Cette rigidité a pourtant connu son entorse en 2017. Le juge a estimé que pour éviter une interprétation extensive de la loi Evin, il convenait de procéder à une étude globale de l’ensemble des circonstances : les publics visés, les conditions d’exploitation et la notoriété respective des marques en cause (TGI Paris, 3ème ch., 2ème sect., 3 novembre 2017). Le couperet est alors remis entre d’autres mains : celles du consommateur, pour lequel il faut déterminer l’existence ou non d’un lien dans l’esprit de ce dernier entre les deux marques, qui caractériserait alors la publicité indirecte. Le fait d’enregistrer une marque pour désigner du tabac ou de l’alcool ne constitue donc pas per se un acte illicite, mais plus la marque en classe 33 est utilisée et connue par le public, plus elle est susceptible de donner prise au délit de publicité indirecte. 

Potentielles solutions conformes à la loi Evin sur les produits dérivés

A la lecture de ces éléments et de la (timide) tendance jurisprudentielle qui date du milieu des années 2010, deux solutions (non exclusives) sont envisageables pour la communication des produits dérivés. 

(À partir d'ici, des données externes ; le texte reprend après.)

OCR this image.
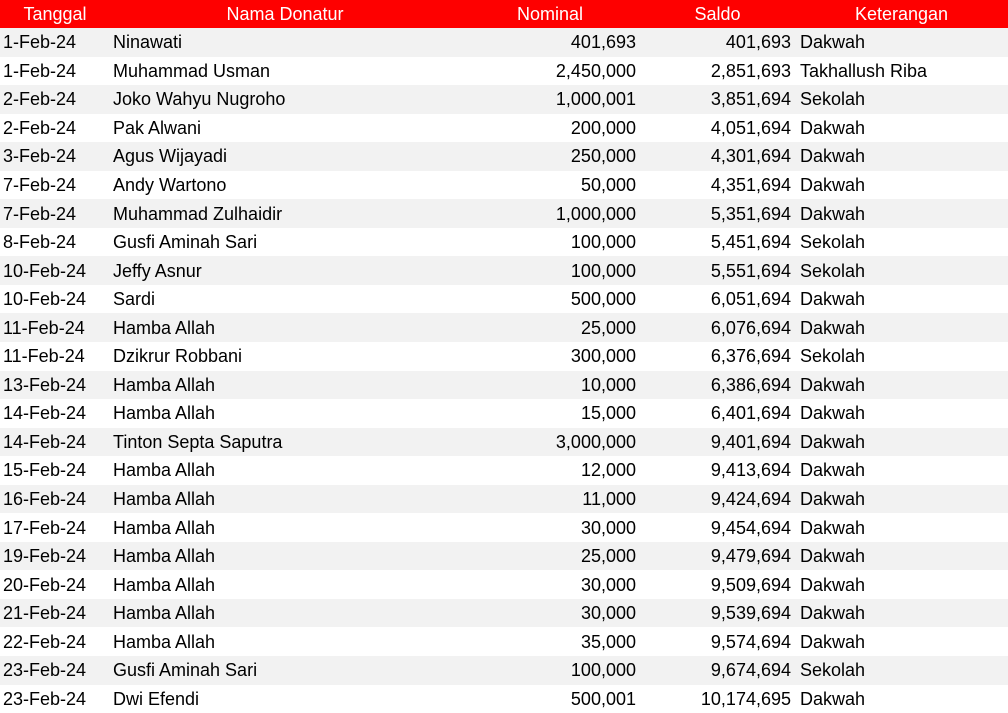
Tanggal	Nama Donatur	Nominal	Saldo	Keterangan
1-Feb-24	Ninawati	401,693	401,693	Dakwah
1-Feb-24	Muhammad Usman	2,450,000	2,851,693	Takhallush Riba
2-Feb-24	Joko Wahyu Nugroho	1,000,001	3,851,694	Sekolah
2-Feb-24	Pak Alwani	200,000	4,051,694	Dakwah
3-Feb-24	Agus Wijayadi	250,000	4,301,694	Dakwah
7-Feb-24	Andy Wartono	50,000	4,351,694	Dakwah
7-Feb-24	Muhammad Zulhaidir	1,000,000	5,351,694	Dakwah
8-Feb-24	Gusfi Aminah Sari	100,000	5,451,694	Sekolah
10-Feb-24	Jeffy Asnur	100,000	5,551,694	Sekolah
10-Feb-24	Sardi	500,000	6,051,694	Dakwah
11-Feb-24	Hamba Allah	25,000	6,076,694	Dakwah
11-Feb-24	Dzikrur Robbani	300,000	6,376,694	Sekolah
13-Feb-24	Hamba Allah	10,000	6,386,694	Dakwah
14-Feb-24	Hamba Allah	15,000	6,401,694	Dakwah
14-Feb-24	Tinton Septa Saputra	3,000,000	9,401,694	Dakwah
15-Feb-24	Hamba Allah	12,000	9,413,694	Dakwah
16-Feb-24	Hamba Allah	11,000	9,424,694	Dakwah
17-Feb-24	Hamba Allah	30,000	9,454,694	Dakwah
19-Feb-24	Hamba Allah	25,000	9,479,694	Dakwah
20-Feb-24	Hamba Allah	30,000	9,509,694	Dakwah
21-Feb-24	Hamba Allah	30,000	9,539,694	Dakwah
22-Feb-24	Hamba Allah	35,000	9,574,694	Dakwah
23-Feb-24	Gusfi Aminah Sari	100,000	9,674,694	Sekolah
23-Feb-24	Dwi Efendi	500,001	10,174,695	Dakwah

La première consiste à envisager la publicité indirecte sous le prisme de la modération : on n’envisage une marque à déposer que si le signe identique en classe 33 n’est que peu ou pas connu du public visé. Le public majeur comme mineur ne sera donc pas incité indirectement à consommer un produit alcoolisé qui n’est que peu connu. Cela impliquerait alors de connaître le titulaire de la marque antérieure et l’étendue de sa communication, ce qui revient à l’idée de créer un registre de toutes les marques déposées en classe 33, pour lequel il faudrait faire un sondage d’opinion (quelle portée ?) à destination du public visé (lequel ?) et selon les résultats placer le curseur de risque pour déposer ou non la marque souhaitée. Beaucoup de tâtonnements et de précautions pour une opération marketing. 

La seconde solution revient à protéger le patrimoine culinaire français par le biais de l’autorisation par le Code rural et de la pêche maritime (qui mériterait sûrement d’être renommé « Code du patrimoine gastronomique et alcoolique ») des publicités, communications -et par extension des marques- qui ont pour but de mettre en valeur le patrimoine gastronomique français. Cette protection de niche concerne uniquement les messages publicitaires liés au terroir, à la localité, au savoir-faire et à la technique. Il existe notamment l’appellation « bière d’Abbaye », donnée à toute bière rattachée à une abbaye à travers une licence vendue à un brasseur. Il peut s’agir d’une abbaye ou d’un monastère toujours en activité, n’existant plus ou encore mieux, comme en Belgique, pur produit de l’imagination car n’ayant jamais existé. Ce qui s’appelle faire passer le marketing pour de l’histoire. Grâce à ce titre, la brasserie est autorisée à utiliser le nom de l’abbaye sur l’étiquette de la bière ainsi que pour ses campagnes de communication, utilisant le biais du patrimoine (religieux et architectural) pour sa promotion respectueuse des préceptes de la loi Evin. 

Cette solution conforte alors la farouche tendance française du « made in France » au service de l’exportation, puisque les produits agricoles et alimentaires français représentaient en 2018 à eux seuls plus de 13% du total des exportations françaises de marchandises.